The realty industry is not expecting much from the interim budget being presented Friday saying given the elections the entire exercise will be to woo the voters. While saner voices call for a vote-on-account, many are of the view that the Modi government, facing heat from an aggressive Opposition on the back of the drubbings from the December assembly polls, will go all out to woo the voters with many sops. Many expect the interim budget to dangle a mimimum basic income to the poor.
Though the elections have to be completed before June 3 the Election commission is yet to announce the poll dates, giving the government the leeway.
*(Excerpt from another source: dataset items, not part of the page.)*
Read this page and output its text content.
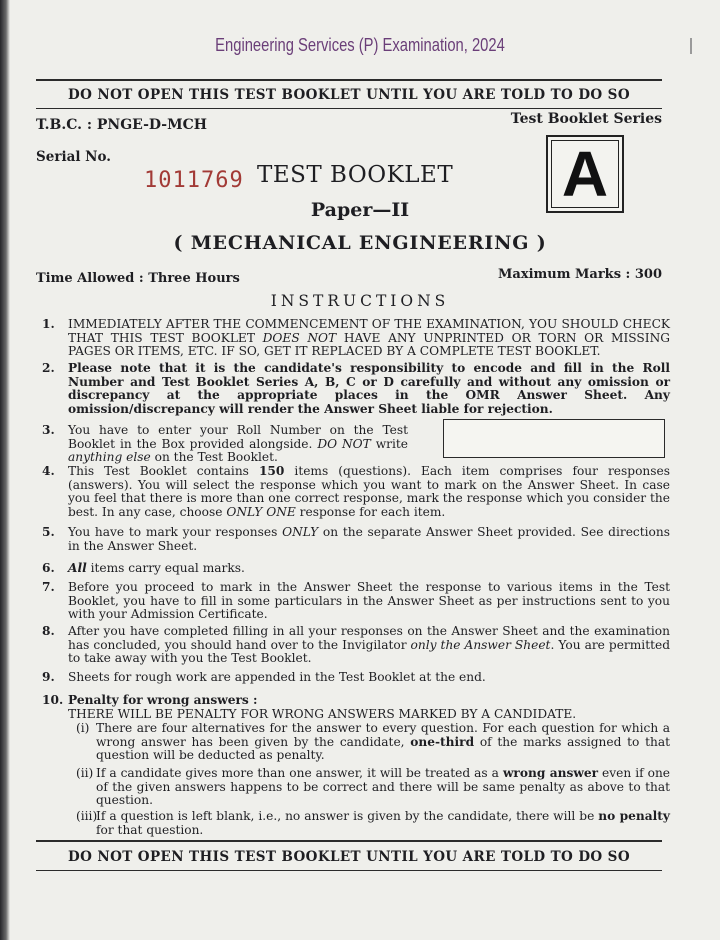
Engineering Services (P) Examination, 2024
DO NOT OPEN THIS TEST BOOKLET UNTIL YOU ARE TOLD TO DO SO
T.B.C. : PNGE-D-MCH	Test Booklet Series
Serial No.
1011769 TEST BOOKLET A
Paper—II
( MECHANICAL ENGINEERING )
Time Allowed : Three Hours	Maximum Marks : 300
INSTRUCTIONS
1.	IMMEDIATELY AFTER THE COMMENCEMENT OF THE EXAMINATION, YOU SHOULD CHECK THAT THIS TEST BOOKLET DOES NOT HAVE ANY UNPRINTED OR TORN OR MISSING PAGES OR ITEMS, ETC. IF SO, GET IT REPLACED BY A COMPLETE TEST BOOKLET.
2.	Please note that it is the candidate's responsibility to encode and fill in the Roll Number and Test Booklet Series A, B, C or D carefully and without any omission or discrepancy at the appropriate places in the OMR Answer Sheet. Any omission/discrepancy will render the Answer Sheet liable for rejection.
3.	You have to enter your Roll Number on the Test Booklet in the Box provided alongside. DO NOT write anything else on the Test Booklet.
4.	This Test Booklet contains 150 items (questions). Each item comprises four responses (answers). You will select the response which you want to mark on the Answer Sheet. In case you feel that there is more than one correct response, mark the response which you consider the best. In any case, choose ONLY ONE response for each item.
5.	You have to mark your responses ONLY on the separate Answer Sheet provided. See directions in the Answer Sheet.
6.	All items carry equal marks.
7.	Before you proceed to mark in the Answer Sheet the response to various items in the Test Booklet, you have to fill in some particulars in the Answer Sheet as per instructions sent to you with your Admission Certificate.
8.	After you have completed filling in all your responses on the Answer Sheet and the examination has concluded, you should hand over to the Invigilator only the Answer Sheet. You are permitted to take away with you the Test Booklet.
9.	Sheets for rough work are appended in the Test Booklet at the end.
10. Penalty for wrong answers :
THERE WILL BE PENALTY FOR WRONG ANSWERS MARKED BY A CANDIDATE.
(i) There are four alternatives for the answer to every question. For each question for which a wrong answer has been given by the candidate, one-third of the marks assigned to that question will be deducted as penalty.
(ii) If a candidate gives more than one answer, it will be treated as a wrong answer even if one of the given answers happens to be correct and there will be same penalty as above to that question.
(iii)
If a question is left blank, i.e., no answer is given by the candidate, there will be no penalty for that question.
DO NOT OPEN THIS TEST BOOKLET UNTIL YOU ARE TOLD TO DO SO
Anarock Property Consultants chairman Anuj Puri says any government facing polls usually try to make a strong electoral pitch by offering tax sops or promises of welfare schemes even in interim budgets. Since many previous governments have also done the same, we don’t expect this government to be different.
But he was quick to add that the realty industry must temper its optimism even though some steps to ensure liquidity would be highly helpful. Poddar Housing’s Rohit Poddar says since it’s an election year, populism will rule over sound economics, which “though will delay economic recovery that has been curtailed due to the much needed policy changes which have been wanting.”
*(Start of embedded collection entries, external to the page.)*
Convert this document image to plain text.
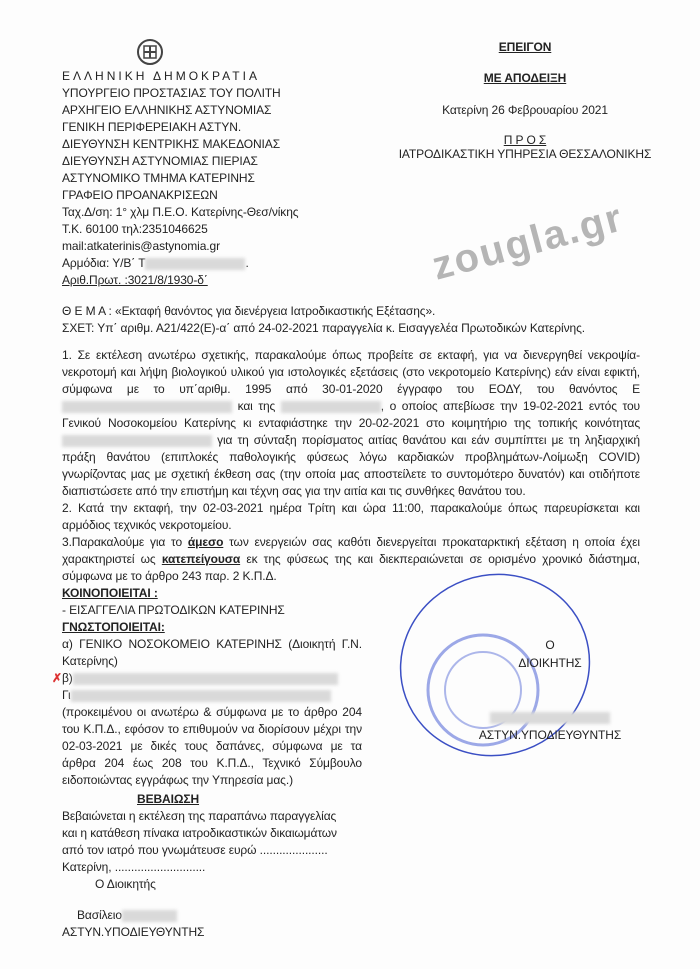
ΕΠΕΙΓΟΝ
ΜΕ ΑΠΟΔΕΙΞΗ
Κατερίνη 26 Φεβρουαρίου 2021
Π Ρ Ο Σ
ΙΑΤΡΟΔΙΚΑΣΤΙΚΗ ΥΠΗΡΕΣΙΑ ΘΕΣΣΑΛΟΝΙΚΗΣ
zougla.gr
ΕΛΛΗΝΙΚΗ ΔΗΜΟΚΡΑΤΙΑ
ΥΠΟΥΡΓΕΙΟ ΠΡΟΣΤΑΣΙΑΣ ΤΟΥ ΠΟΛΙΤΗ
ΑΡΧΗΓΕΙΟ ΕΛΛΗΝΙΚΗΣ ΑΣΤΥΝΟΜΙΑΣ
ΓΕΝΙΚΗ ΠΕΡΙΦΕΡΕΙΑΚΗ ΑΣΤΥΝ.
ΔΙΕΥΘΥΝΣΗ ΚΕΝΤΡΙΚΗΣ ΜΑΚΕΔΟΝΙΑΣ
ΔΙΕΥΘΥΝΣΗ ΑΣΤΥΝΟΜΙΑΣ ΠΙΕΡΙΑΣ
ΑΣΤΥΝΟΜΙΚΟ ΤΜΗΜΑ ΚΑΤΕΡΙΝΗΣ
ΓΡΑΦΕΙΟ ΠΡΟΑΝΑΚΡΙΣΕΩΝ
Ταχ.Δ/ση: 1° χλμ Π.Ε.Ο. Κατερίνης-Θεσ/νίκης
Τ.Κ. 60100 τηλ:2351046625
mail:atkaterinis@astynomia.gr
Αρμόδια: Υ/Β΄ Τ	.
Αριθ.Πρωτ. :3021/8/1930-δ΄

Θ Ε Μ Α : «Εκταφή θανόντος για διενέργεια Ιατροδικαστικής Εξέτασης».

ΣΧΕΤ: Υπ΄ αριθμ. Α21/422(Ε)-α΄ από 24-02-2021 παραγγελία κ. Εισαγγελέα Πρωτοδικών Κατερίνης.

1. Σε εκτέλεση ανωτέρω σχετικής, παρακαλούμε όπως προβείτε σε εκταφή, για να διενεργηθεί νεκροψία-νεκροτομή και λήψη βιολογικού υλικού για ιστολογικές εξετάσεις (στο νεκροτομείο Κατερίνης) εάν είναι εφικτή, σύμφωνα με το υπ΄αριθμ. 1995 από 30-01-2020 έγγραφο του ΕΟΔΥ, του θανόντος Ε και της	, ο οποίος απεβίωσε την 19-02-2021 εντός του Γενικού Νοσοκομείου Κατερίνης κι ενταφιάστηκε την 20-02-2021 στο κοιμητήριο της τοπικής κοινότητας  για τη σύνταξη πορίσματος αιτίας θανάτου και εάν συμπίπτει με τη ληξιαρχική πράξη θανάτου (επιπλοκές παθολογικής φύσεως λόγω καρδιακών προβλημάτων-Λοίμωξη COVID) γνωρίζοντας μας με σχετική έκθεση σας (την οποία μας αποστείλετε το συντομότερο δυνατόν) και οτιδήποτε διαπιστώσετε από την επιστήμη και τέχνη σας για την αιτία και τις συνθήκες θανάτου του.

2. Κατά την εκταφή, την 02-03-2021 ημέρα Τρίτη και ώρα 11:00, παρακαλούμε όπως παρευρίσκεται και αρμόδιος τεχνικός νεκροτομείου.

3.Παρακαλούμε για το άμεσο των ενεργειών σας καθότι διενεργείται προκαταρκτική εξέταση η οποία έχει χαρακτηριστεί ως κατεπείγουσα εκ της φύσεως της και διεκπεραιώνεται σε ορισμένο χρονικό διάστημα, σύμφωνα με το άρθρο 243 παρ. 2 Κ.Π.Δ.

ΚΟΙΝΟΠΟΙΕΙΤΑΙ :

- ΕΙΣΑΓΓΕΛΙΑ ΠΡΩΤΟΔΙΚΩΝ ΚΑΤΕΡΙΝΗΣ

ΓΝΩΣΤΟΠΟΙΕΙΤΑΙ:

α) ΓΕΝΙΚΟ ΝΟΣΟΚΟΜΕΙΟ ΚΑΤΕΡΙΝΗΣ (Διοικητή Γ.Ν. Κατερίνης)

✗ β)

Γι

(προκειμένου οι ανωτέρω & σύμφωνα με το άρθρο 204 του Κ.Π.Δ., εφόσον το επιθυμούν να διορίσουν μέχρι την 02-03-2021 με δικές τους δαπάνες, σύμφωνα με τα άρθρα 204 έως 208 του Κ.Π.Δ., Τεχνικό Σύμβουλο ειδοποιώντας εγγράφως την Υπηρεσία μας.)

ΒΕΒΑΙΩΣΗ
Βεβαιώνεται η εκτέλεση της παραπάνω παραγγελίας
και η κατάθεση πίνακα ιατροδικαστικών δικαιωμάτων
από τον ιατρό που γνωμάτευσε ευρώ .....................
Κατερίνη, ............................
Ο Διοικητής
Βασίλειο
ΑΣΤΥΝ.ΥΠΟΔΙΕΥΘΥΝΤΗΣ
Ο
ΔΙΟΙΚΗΤΗΣ
ΑΣΤΥΝ.ΥΠΟΔΙΕΥΘΥΝΤΗΣ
Echoing similar views, House of Hiranandani’s Surendra Hiranandani said it is important to be realistic and hope for some measures that will enhance the overall economy instead of specific sectors.
“From a real estate standpoint, last year was largely spent getting acclimatised to the new policies which ushered in transparency and accountability in the sector. We hope that the government looks into some of the key concerns raised by the industry and addresses the same,” he says.
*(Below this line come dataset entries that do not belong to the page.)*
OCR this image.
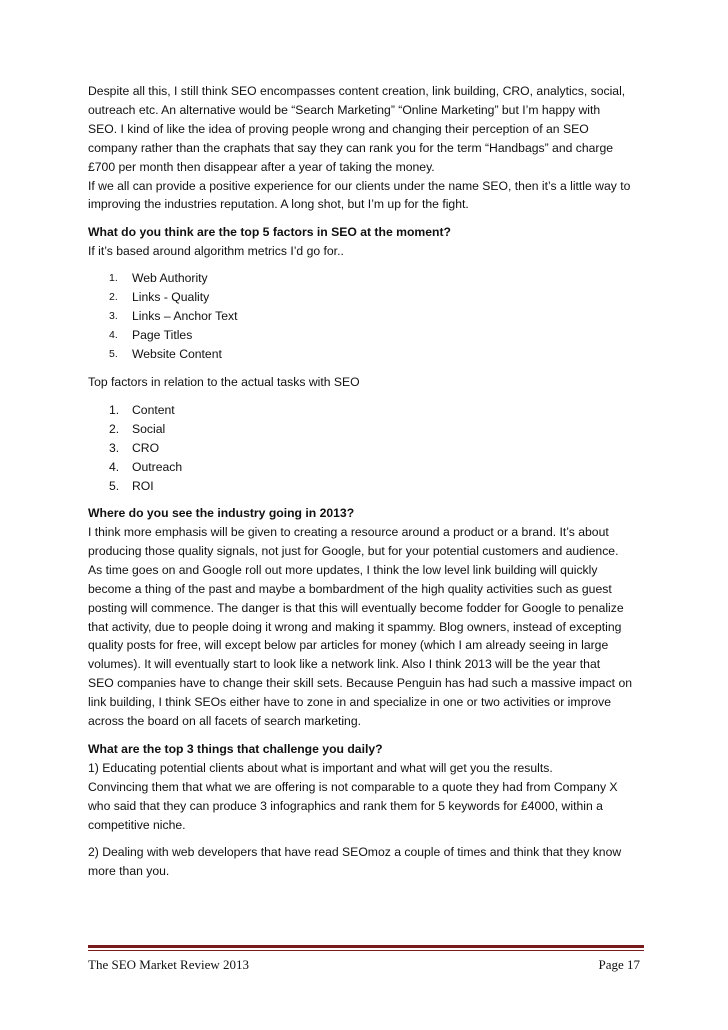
Despite all this, I still think SEO encompasses content creation, link building, CRO, analytics, social,

outreach etc. An alternative would be “Search Marketing” “Online Marketing” but I’m happy with

SEO. I kind of like the idea of proving people wrong and changing their perception of an SEO

company rather than the craphats that say they can rank you for the term “Handbags” and charge

£700 per month then disappear after a year of taking the money.

If we all can provide a positive experience for our clients under the name SEO, then it’s a little way to

improving the industries reputation. A long shot, but I’m up for the fight.

What do you think are the top 5 factors in SEO at the moment?

If it’s based around algorithm metrics I’d go for..

1. Web Authority
2. Links - Quality
3. Links – Anchor Text
4. Page Titles
5. Website Content

Top factors in relation to the actual tasks with SEO

1. Content
2. Social
3. CRO
4. Outreach
5. ROI

Where do you see the industry going in 2013?

I think more emphasis will be given to creating a resource around a product or a brand. It’s about

producing those quality signals, not just for Google, but for your potential customers and audience.

As time goes on and Google roll out more updates, I think the low level link building will quickly

become a thing of the past and maybe a bombardment of the high quality activities such as guest

posting will commence. The danger is that this will eventually become fodder for Google to penalize

that activity, due to people doing it wrong and making it spammy. Blog owners, instead of excepting

quality posts for free, will except below par articles for money (which I am already seeing in large

volumes). It will eventually start to look like a network link. Also I think 2013 will be the year that

SEO companies have to change their skill sets. Because Penguin has had such a massive impact on

link building, I think SEOs either have to zone in and specialize in one or two activities or improve

across the board on all facets of search marketing.

What are the top 3 things that challenge you daily?

1) Educating potential clients about what is important and what will get you the results.

Convincing them that what we are offering is not comparable to a quote they had from Company X

who said that they can produce 3 infographics and rank them for 5 keywords for £4000, within a

competitive niche.

2) Dealing with web developers that have read SEOmoz a couple of times and think that they know

more than you.

The SEO Market Review 2013	Page 17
The industry still hopes getting infrastructure status to the real estate in the budget announcement.
“We hope the finance minister grants infrastructure status to the housing sector which will be a boost for developers. Such a move will ensure easier access to institutional credit and help reduce borrowing cost for developers. It will also reduce approval processes and increase transparency,” Ruparel Realty’s Amit Ruparel said.
Knight Frank India’s Shishir Baijal pointed out that since real estate is one of the major contributors to the economy supporting various ancillary industries and providing employment to millions directly and indirectly, a much-needed impetus from the budget can go a long way in helping turnaround the fortunes of the sector.
CBRE India’s Anshuman Magazine opined that the realty sector has already saw greater transparency and accountability since the GST and Rera but clarity on GST on under-construction houses will further provide an impetus to the realty sector.
He further said the government should consider rationalizing the stamp duties/registration costs for Union Territories as well. Piramal Capital’s Khushru Jijina said to stimulate demand, the budget should reintroduce the income tax deduction on both principal and interest on a second home loan.
“The income tax deduction cap on interest paid should be hiked to Rs 5 lakh especially in large cities. Similarly, deduction allowed on principal paid should be also increased,” he added.